In a further stab at the impractical, The H-Word is crammed with obscure academic wink-winks which would have been infuriating twenty years ago but in our Age of Google can be fun to follow up, if only to figure out how pointless. What does the following mean, for instance?

…coercive powers which the transnational, by Weberian definition, does not possess.

It’s a pretty pointless reference to begin with: Weber argued that the State’s purpose is to hold a monopoly on violence; that doesn’t mean transnational relations have transcended that dynamic, only taken it to another plane. But that should have been obvious from the very beginning when, as Thucydides observed, the Athenian Polis pretended to lead all others in the Delian League as if the League was no more than the Aufhebung of Athenian Democracy to a trans-polis level. In other terms, and to quote Ranajit Guha, the brilliant Indian scholar introduced later on by Anderson, the point of “Hegemony” as a concept is to provide “a theoretical pretext for a liberal absurdity—the absurdity of an uncoercive state.” Or, as Nutcase put it,

'political warfare' does not concern activities associated with the American political process.

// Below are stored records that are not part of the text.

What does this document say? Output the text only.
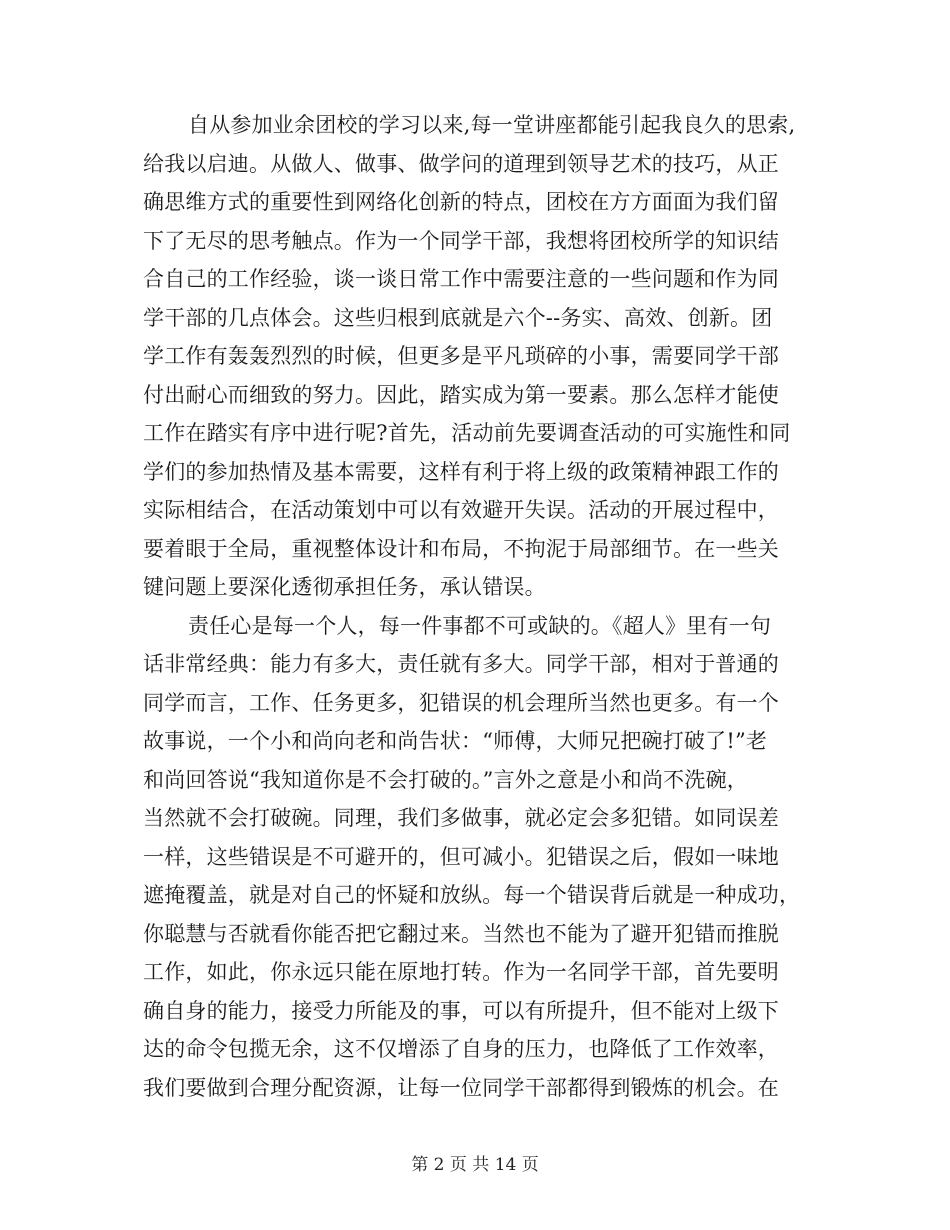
自从参加业余团校的学习以来,每一堂讲座都能引起我良久的思索,
给我以启迪。从做人、做事、做学问的道理到领导艺术的技巧，从正
确思维方式的重要性到网络化创新的特点，团校在方方面面为我们留
下了无尽的思考触点。作为一个同学干部，我想将团校所学的知识结
合自己的工作经验，谈一谈日常工作中需要注意的一些问题和作为同
学干部的几点体会。这些归根到底就是六个--务实、高效、创新。团
学工作有轰轰烈烈的时候，但更多是平凡琐碎的小事，需要同学干部
付出耐心而细致的努力。因此，踏实成为第一要素。那么怎样才能使
工作在踏实有序中进行呢?首先，活动前先要调查活动的可实施性和同
学们的参加热情及基本需要，这样有利于将上级的政策精神跟工作的
实际相结合，在活动策划中可以有效避开失误。活动的开展过程中，
要着眼于全局，重视整体设计和布局，不拘泥于局部细节。在一些关
键问题上要深化透彻承担任务，承认错误。
责任心是每一个人，每一件事都不可或缺的。《超人》里有一句
话非常经典：能力有多大，责任就有多大。同学干部，相对于普通的
同学而言，工作、任务更多，犯错误的机会理所当然也更多。有一个
故事说，一个小和尚向老和尚告状：“师傅，大师兄把碗打破了!”老
和尚回答说“我知道你是不会打破的。”言外之意是小和尚不洗碗，
当然就不会打破碗。同理，我们多做事，就必定会多犯错。如同误差
一样，这些错误是不可避开的，但可减小。犯错误之后，假如一味地
遮掩覆盖，就是对自己的怀疑和放纵。每一个错误背后就是一种成功，
你聪慧与否就看你能否把它翻过来。当然也不能为了避开犯错而推脱
工作，如此，你永远只能在原地打转。作为一名同学干部，首先要明
确自身的能力，接受力所能及的事，可以有所提升，但不能对上级下
达的命令包揽无余，这不仅增添了自身的压力，也降低了工作效率，
我们要做到合理分配资源，让每一位同学干部都得到锻炼的机会。在
第 2 页 共 14 页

Uh-huh. In a liberal democracy, as Gramsci argued, force and consent

balance each other, so that force does not overwhelm consent but appears to be backed by the consent of the majority.

Hey, I could have told you that if Foucault hadn’t told you that before me. Foucault as well as Gramsci could have told Anderson that the boundaries of Power are porous; so are the boundaries between Nation and Class. Hegemonism is not the guarantor of the ultimate success of Consensual Democracy, it’s a symptom of its limits. After 42 years, Anderson is grudgingly aware of the porosity. For all its valuable insights and information The H-Word is a gigantic enfonçage de portes ouvertes.